The novel coronavirus that has become a global pandemic exposes certain groups of people to stigmatization within the context of Ghana. Ghanaians and foreigners who have recently returned to Ghana from countries with highly recorded cases of the virus in recent times are bearing the brunt of stigmatization. Chinese nationals are particularly stigmatized because the disease traces its origin to China. There is a recent story in Ghana where all passengers aboard a ‘trotro’ disembarked because of the presence of two Chinese citizens in the vehicle. Perhaps, the confusion, anxiety, fear, and even panic, among Ghanaians is justified. Most of the people who have tested positive for the virus are Ghanaian nationals with the history of having traveled outside the country as well as foreign returnees.
Frontline health workers who handle coronavirus patients are not unsusceptible. The lamentations of a nurse (name withheld) in the frontline of battling COVID-19 sums it all when he asks rhetorically “is it wrong that I have decided to take care of the sick? This pandemic that we are battling as health care professionals must not be taken lightly. This is the time that we need family and societal support in fighting this dangerous disease. Why do you stigmatize me because I have a COVID-19 patient in my facility or am nursing a COVID-19 patient?” More worrying is the fact that people from the epicenters (Greater Accra, Tema, and Kumasi) are being stigmatized when they travel to other parts of the country, especially in regions that have not recorded a coronavirus case.
On April 3, 2020, one of Ghana’s most credible media outlets, Myjoyonline, reported a fierce protest from residents of Tema West to a proposed offer of a 100-bed capacity to be used as an isolation centre for COVID-19 patients by the leader of the Titi-Ofei Ministries, Bishop Gideon Titi-Ofei. According to the residents, “the disease is highly contagious and using the facility which is not isolated could expose them to the dreaded pandemic.” This compelled the Bishop to issue a statement withdrawing the offer. “I wish to assure my cherished neighbours that the offer was done in good faith. However, in the spirit of good neighborliness I have decided to offer other forms of assistance in the fight against COVID-19.” (https://bit.ly/2yu8L05)
Unfortunately, unwarranted harmful stereotyping of stigma and discrimination may tend to make people hide their illness which, could potentially contribute to more severe health problems. It could also discourage the populace from immediately seeking healthcare and the adoption of healthy behaviors, including voluntary screening, testing, and quarantine.
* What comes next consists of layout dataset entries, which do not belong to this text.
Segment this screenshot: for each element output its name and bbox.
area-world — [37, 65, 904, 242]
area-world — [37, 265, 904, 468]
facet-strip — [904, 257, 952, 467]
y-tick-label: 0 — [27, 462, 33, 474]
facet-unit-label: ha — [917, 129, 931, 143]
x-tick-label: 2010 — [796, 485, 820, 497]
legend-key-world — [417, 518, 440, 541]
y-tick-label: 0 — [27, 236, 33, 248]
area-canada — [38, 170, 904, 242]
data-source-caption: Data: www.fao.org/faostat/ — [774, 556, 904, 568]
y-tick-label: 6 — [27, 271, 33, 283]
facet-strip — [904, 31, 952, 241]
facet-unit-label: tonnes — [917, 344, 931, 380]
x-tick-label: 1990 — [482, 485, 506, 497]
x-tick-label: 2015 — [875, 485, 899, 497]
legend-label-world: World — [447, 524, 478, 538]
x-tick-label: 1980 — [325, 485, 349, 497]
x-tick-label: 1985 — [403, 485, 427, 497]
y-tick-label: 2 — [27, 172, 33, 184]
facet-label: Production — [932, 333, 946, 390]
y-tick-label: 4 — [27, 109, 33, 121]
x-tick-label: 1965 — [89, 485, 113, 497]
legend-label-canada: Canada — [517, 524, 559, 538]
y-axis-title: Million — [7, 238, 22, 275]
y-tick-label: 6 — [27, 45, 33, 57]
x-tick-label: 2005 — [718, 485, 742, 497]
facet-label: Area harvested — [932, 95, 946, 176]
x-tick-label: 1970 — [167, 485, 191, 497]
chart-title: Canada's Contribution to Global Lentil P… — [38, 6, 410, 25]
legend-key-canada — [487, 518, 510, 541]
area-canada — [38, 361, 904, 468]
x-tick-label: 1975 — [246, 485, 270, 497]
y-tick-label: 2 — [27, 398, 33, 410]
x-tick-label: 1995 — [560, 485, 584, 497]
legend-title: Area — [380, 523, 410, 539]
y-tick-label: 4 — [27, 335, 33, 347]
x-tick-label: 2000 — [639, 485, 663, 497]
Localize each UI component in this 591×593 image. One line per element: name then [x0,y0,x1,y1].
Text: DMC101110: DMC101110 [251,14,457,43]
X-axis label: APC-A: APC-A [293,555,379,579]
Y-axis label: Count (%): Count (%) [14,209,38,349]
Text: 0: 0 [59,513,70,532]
While urging citizens to adhere to the precautionary measures, there is a need for all and sundry to speak up and refrain from stigmatization and discrimination. We all have a role to play in the fight against coronavirus: governments, citizens, media, key influencers, and communities have an important role to play in preventing and stopping the stigma.
According to Dr. Milton Lum, a general surgeon in Cumberland, Maryland, “the primary success factor in any response to communicable diseases is trust in the healthcare system – the central feature of which is the maintenance of the confidentiality of the sufferer.”